(24h) Plasma Enhanced Atomic Layer Deposition of Silicon Carbonitride

Conformal deposition of dielectrics is necessary for many applications, including as spacers for self-aligned multiple patterning and as charge trap layers in NAND memory features. Plasma enhanced atomic layer deposition (PEALD) of silicon nitride is promising for these applications, satisfying many requirements of deposition. However, silicon nitride films deposited with this technique typically have low hydrofluoric acid wet etch resistance, limiting its applications. Incorporating carbon into silicon nitride to form silicon carbonitride (SiCN) films can overcome this shortcoming by increasing wet etch resistance, but it also increases leakage currents. By incorporating small amounts of carbon to form silicon carbonitride films, a large increase in etch resistance can be achieved with only a small increase in leakage current. Finding a process that delivers a ternary component film with specific material properties is inherently complex as both stoichiometry and bonding nature need to be controlled through surface reactions. Managing the carbon content and nature of bonding within SiCN films are the focus of this talk.

We use PEALD to deposit silicon carbonitride by alternating a thermal exposure of a silane derived single source precursor, bis(dimethylamino)dimethylsilane, containing Si-N, Si-C, and N-C bonds at 100 °C and a plasma step as a model system for SiCN deposition. A plasma step is needed to create a surface on which the precursor can chemisorb leading to the desired film composition. An experimental capacitively coupled radio frequency plasma source is used to understand how different plasmas, including ammonia, hydrogen, nitrogen, and pure argon impact the nature of chemisorption and film nature. Films were characterized using in situ Fourier transform infrared spectroscopy (FTIR) and in situ X-ray photoelectron spectroscopy. First principles simulations are used to assess the fundamental mechanisms at play.
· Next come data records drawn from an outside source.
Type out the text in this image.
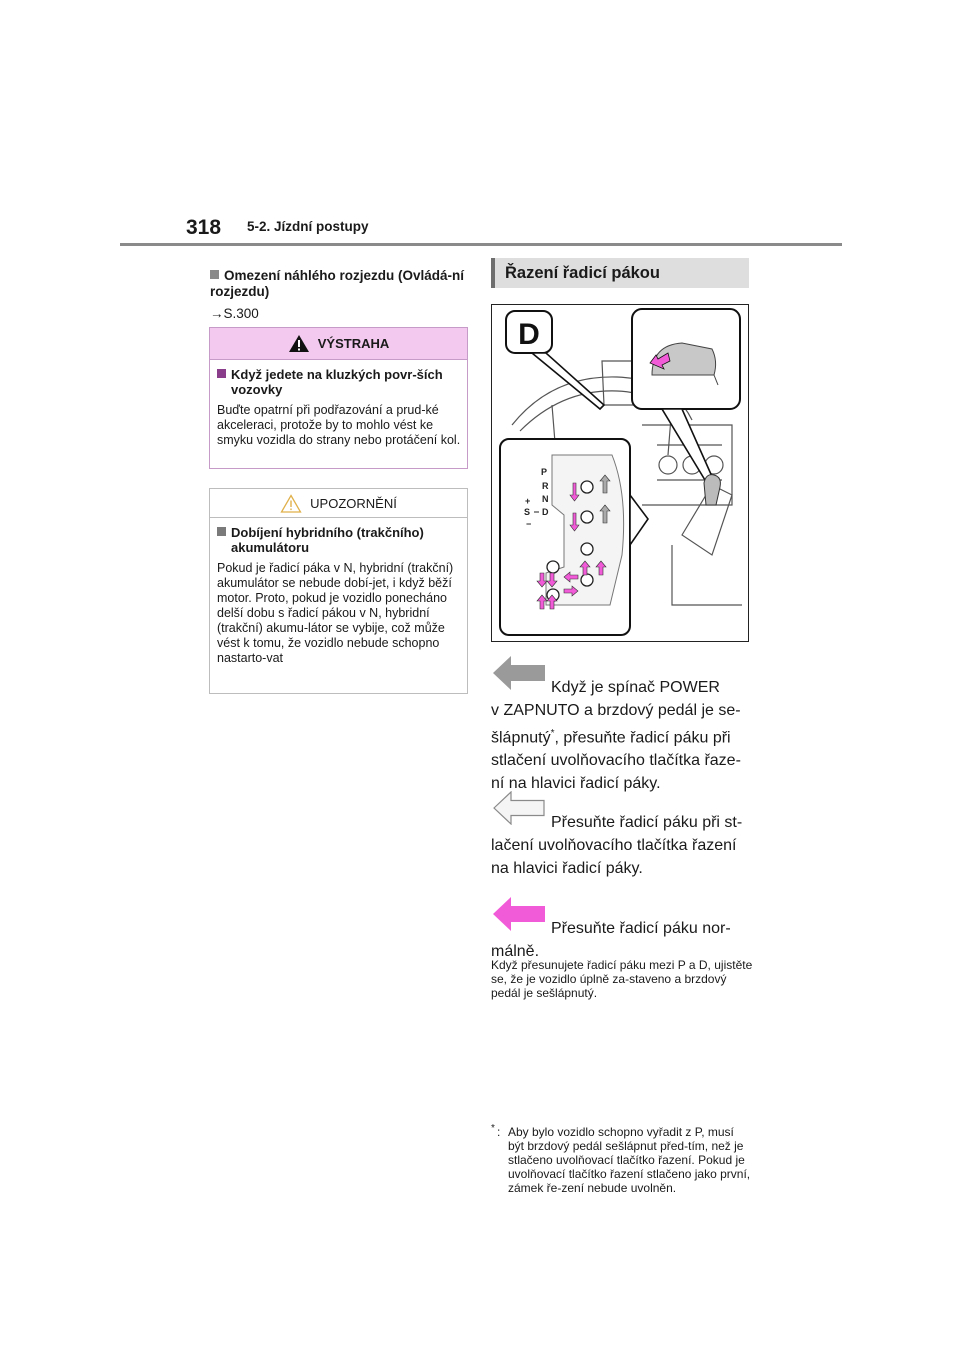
318 5-2. Jízdní postupy
Omezení náhlého rozjezdu (Ovládá-ní rozjezdu)
→S.300
VÝSTRAHA
Když jedete na kluzkých povr-ších vozovky
Buďte opatrní při podřazování a prud-ké akceleraci, protože by to mohlo vést ke smyku vozidla do strany nebo protáčení kol.
UPOZORNĚNÍ
Dobíjení hybridního (trakčního) akumulátoru
Pokud je řadicí páka v N, hybridní (trakční) akumulátor se nebude dobí-jet, i když běží motor. Proto, pokud je vozidlo ponecháno delší dobu s řadicí pákou v N, hybridní (trakční) akumu-látor se vybije, což může vést k tomu, že vozidlo nebude schopno nastarto-vat
Řazení řadicí pákou
D
P
R
N
D
S
+
−
Když je spínač POWER
v ZAPNUTO a brzdový pedál je se-šlápnutý*, přesuňte řadicí páku při stlačení uvolňovacího tlačítka řaze-ní na hlavici řadicí páky.
Přesuňte řadicí páku při st-
lačení uvolňovacího tlačítka řazení na hlavici řadicí páky.
Přesuňte řadicí páku nor-
málně.
Když přesunujete řadicí páku mezi P a D, ujistěte se, že je vozidlo úplně za-staveno a brzdový pedál je sešlápnutý.
* : Aby bylo vozidlo schopno vyřadit z P, musí být brzdový pedál sešlápnut před-tím, než je stlačeno uvolňovací tlačítko řazení. Pokud je uvolňovací tlačítko řazení stlačeno jako první, zámek ře-zení nebude uvolněn.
Changing the plasma condition had a large effect on carbon concentrations of deposited films, changing the C:Si ratio from 0 with an NH₃/Ar plasma to 4.3 with a N₂/Ar plasma. In addition to converting precursor-based adsorbates into a film, the choice of plasma changes the surface modalities (NH_x, undercoordinated Si-N, or Si-H modes), thereby altering the precursor-surface interactions during the adsorption step. This principle was exploited to tune film compositions to realize carbon concentrations ranging from C:Si ratios between 0.1 to 0.7 by using multiple plasma exposures to generate mixed modality surfaces for precursor adsorption.